Feb. 8, 2017
Global warming has already increased the risk of major disruptions to Pacific rainfall, according to our research published today in Nature Communications. The risk will continue to rise over coming decades, even if global warming during the 21st century is restricted to 2℃ as agreed by the international community under the Paris Agreement.
In recent times, major disruptions have occurred in 1997-98, when severe drought struck Papua New Guinea, Samoa and the Solomon Islands, and in 2010-11, when rainfall caused widespread flooding in eastern Australia and severe flooding in Samoa, and drought triggered a national emergency in Tuvalu.

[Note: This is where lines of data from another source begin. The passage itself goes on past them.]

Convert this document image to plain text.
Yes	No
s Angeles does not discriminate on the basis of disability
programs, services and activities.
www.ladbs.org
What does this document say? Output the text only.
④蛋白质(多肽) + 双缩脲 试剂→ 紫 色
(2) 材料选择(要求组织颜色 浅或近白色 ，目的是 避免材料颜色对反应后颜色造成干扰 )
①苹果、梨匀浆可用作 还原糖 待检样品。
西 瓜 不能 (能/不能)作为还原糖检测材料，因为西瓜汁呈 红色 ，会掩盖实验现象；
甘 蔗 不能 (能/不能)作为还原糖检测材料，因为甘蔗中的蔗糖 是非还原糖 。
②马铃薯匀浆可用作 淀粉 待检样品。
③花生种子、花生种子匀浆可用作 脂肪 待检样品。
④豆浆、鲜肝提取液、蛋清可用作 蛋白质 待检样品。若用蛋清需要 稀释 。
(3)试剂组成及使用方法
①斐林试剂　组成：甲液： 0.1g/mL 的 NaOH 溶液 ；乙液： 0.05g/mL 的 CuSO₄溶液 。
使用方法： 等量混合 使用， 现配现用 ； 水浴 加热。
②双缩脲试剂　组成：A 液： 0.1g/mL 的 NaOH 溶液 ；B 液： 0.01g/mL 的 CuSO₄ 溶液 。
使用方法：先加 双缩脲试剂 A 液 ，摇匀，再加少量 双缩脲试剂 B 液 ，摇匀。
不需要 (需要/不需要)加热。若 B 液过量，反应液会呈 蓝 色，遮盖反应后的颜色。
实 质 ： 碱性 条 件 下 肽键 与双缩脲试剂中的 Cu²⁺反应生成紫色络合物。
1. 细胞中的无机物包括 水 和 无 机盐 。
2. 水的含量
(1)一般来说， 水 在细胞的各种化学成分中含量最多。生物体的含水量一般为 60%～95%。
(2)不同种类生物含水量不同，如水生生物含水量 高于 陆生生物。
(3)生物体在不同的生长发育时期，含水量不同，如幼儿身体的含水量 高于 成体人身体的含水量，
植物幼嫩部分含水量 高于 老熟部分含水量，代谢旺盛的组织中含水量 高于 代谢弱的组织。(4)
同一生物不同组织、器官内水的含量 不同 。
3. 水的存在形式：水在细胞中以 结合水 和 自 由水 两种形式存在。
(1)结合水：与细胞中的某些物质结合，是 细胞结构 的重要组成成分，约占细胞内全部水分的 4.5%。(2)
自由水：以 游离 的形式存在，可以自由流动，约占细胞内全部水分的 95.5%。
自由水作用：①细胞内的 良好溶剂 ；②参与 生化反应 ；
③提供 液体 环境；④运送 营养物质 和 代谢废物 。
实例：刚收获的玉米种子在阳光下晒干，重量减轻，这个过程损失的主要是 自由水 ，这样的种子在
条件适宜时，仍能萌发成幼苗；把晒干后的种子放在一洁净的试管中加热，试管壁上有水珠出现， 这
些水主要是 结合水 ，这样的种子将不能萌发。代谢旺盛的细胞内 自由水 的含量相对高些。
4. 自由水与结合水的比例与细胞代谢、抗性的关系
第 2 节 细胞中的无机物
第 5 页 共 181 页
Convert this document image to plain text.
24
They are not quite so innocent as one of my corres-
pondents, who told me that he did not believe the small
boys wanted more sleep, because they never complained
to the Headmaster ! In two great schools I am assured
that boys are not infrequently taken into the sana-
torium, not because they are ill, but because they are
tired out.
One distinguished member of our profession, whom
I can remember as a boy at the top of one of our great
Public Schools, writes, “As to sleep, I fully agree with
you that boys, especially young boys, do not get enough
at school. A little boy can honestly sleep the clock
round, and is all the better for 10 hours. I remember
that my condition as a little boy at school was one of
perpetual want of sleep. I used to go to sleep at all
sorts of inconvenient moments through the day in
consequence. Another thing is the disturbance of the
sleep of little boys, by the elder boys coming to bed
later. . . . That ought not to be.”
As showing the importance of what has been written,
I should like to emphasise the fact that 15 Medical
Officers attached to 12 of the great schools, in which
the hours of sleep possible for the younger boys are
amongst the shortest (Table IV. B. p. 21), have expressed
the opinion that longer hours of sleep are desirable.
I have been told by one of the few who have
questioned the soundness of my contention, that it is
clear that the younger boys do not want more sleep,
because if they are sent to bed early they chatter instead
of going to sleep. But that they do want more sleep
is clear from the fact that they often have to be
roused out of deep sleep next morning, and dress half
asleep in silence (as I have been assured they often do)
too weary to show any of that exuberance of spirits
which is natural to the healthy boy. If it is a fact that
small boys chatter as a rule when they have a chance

These rainfall disruptions are primarily driven by the El Niño/La Niña cycle, a naturally occurring phenomenon centred on the tropical Pacific. This climate variability can profoundly change rainfall patterns and intensity over the Pacific Ocean from year to year.
Recent research concluded that unabated growth in greenhouse gas emissions over the 21st century will increase the frequency of such disruptions to Pacific rainfall.
But our new research shows even the greenhouse cuts we have agreed to may not be enough to stop the risk of rainfall disruption from growing as the century unfolds.
While changes to the frequency of major changes in Pacific rainfall appear likely in the future, is it possible that humans have already increased the risk of major disruption?
It seems that we have: the frequency of major rainfall disruptions in the climate models had already increased by around 30% relative to pre-industrial times prior to the year 2000.
As the risk of major disruption to Pacific rainfall had already increased by the end of the 20th century, some of the disruption actually witnessed in the real world may have been partially due to the human release of greenhouse gases. The 1982-83 super El Niño event, for example, might have been less severe if global greenhouse emissions had not risen since the Industrial Revolution.